Insurers to fork out $815 million in repayments after overcharging consumers

Insurers to fork out $815 million in repayments after overcharging consumers

Photo credit: Melissa Walker Horn (via Unsplash)

The nation’s corporate watchdog is calling on all general insurers to ditch unnecessary pricing complexity after a report revealed they will be forced to repay $815 million to almost 6 million consumers.

In a report released by the Australian Securities and Investments Commission (ASIC), the agency noted more than 6.5 million insurance policies had been impacted by pricing failures uncovered between January 2018 and October 2021.

According to the findings, Insurance Australia Group (ASX: IAG), which is behind brands like NRMA, GCU, Coles Insurance, IAL and SGIC, has accumulated a remediation bill of around $447.2 million.

Other companies noted by the watchdog include RACQ Insurance, which has racked up a debt of $220 million, in addition to QBE Insurance ($90.4 million), AAI Limited (19.6 million), Allianz Australia General Insurance Limited ($13.2 million), amongst others.

The findings come after ASIC commenced civil proceedings against Insurance Australia Limited in 2021, and RACQ Insurance Limited in 2023 for allegedly failing to honour pricing promises or misleading customers.

“ASIC’s report reveals three main causes for the systemic pricing failures. First, unnecessary complexity in pricing promises and pricing practices—accounting for the lion’s share (at least $379 million) of the remediation,” ASIC deputy chair Karen Chester said.

“Second, persistent underinvestment in systems, controls and data.

“Third, and perhaps the most disappointing, insurers’ inaction despite being on notice for years about these pricing risks.”

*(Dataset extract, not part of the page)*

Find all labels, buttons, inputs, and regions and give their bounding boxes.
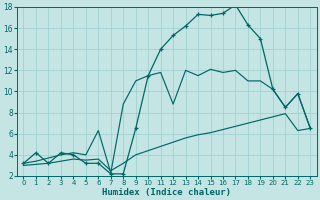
X-axis label: Humidex (Indice chaleur): Humidex (Indice chaleur) bbox=[102, 188, 231, 197]
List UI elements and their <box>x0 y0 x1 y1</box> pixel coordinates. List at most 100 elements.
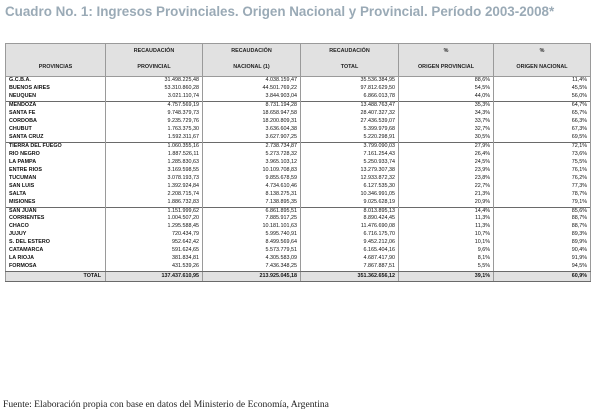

In late 2021, ASIC called on all general insurers to undertake a review of their pricing systems and controls as a matter of priority after noticing a ‘significant increase’ in pricing-related breach reports.

The watchdog wrote to 11 general insurers at the time, which collectively represented around 68 per cent of the general insurance market in Australia, directing them to complete the review.

ASIC also put general insurers on notice of these risks with a public announcement in 2013, the publication of a report in 2015 and another public reminder in 2017.

"It is beyond disappointing that despite past ASIC warnings and action, it took our further direction in late 2021 for general insurers to comprehensively find, fix and repay their customers for these broken promises,” Chester said.

“Earlier action by insurers would have avoided much of the consumer harm we now see, with $815 million in remediation.

"It’s now up to the boards of general insurers to ensure the prompt and full repayment of the $815 million owed to their 5.6 million customers, implement the fixes needed and rebuild consumer trust.”

ASIC has also commenced other investigations into general insurers involving suspected failures to deliver on price discounts promised.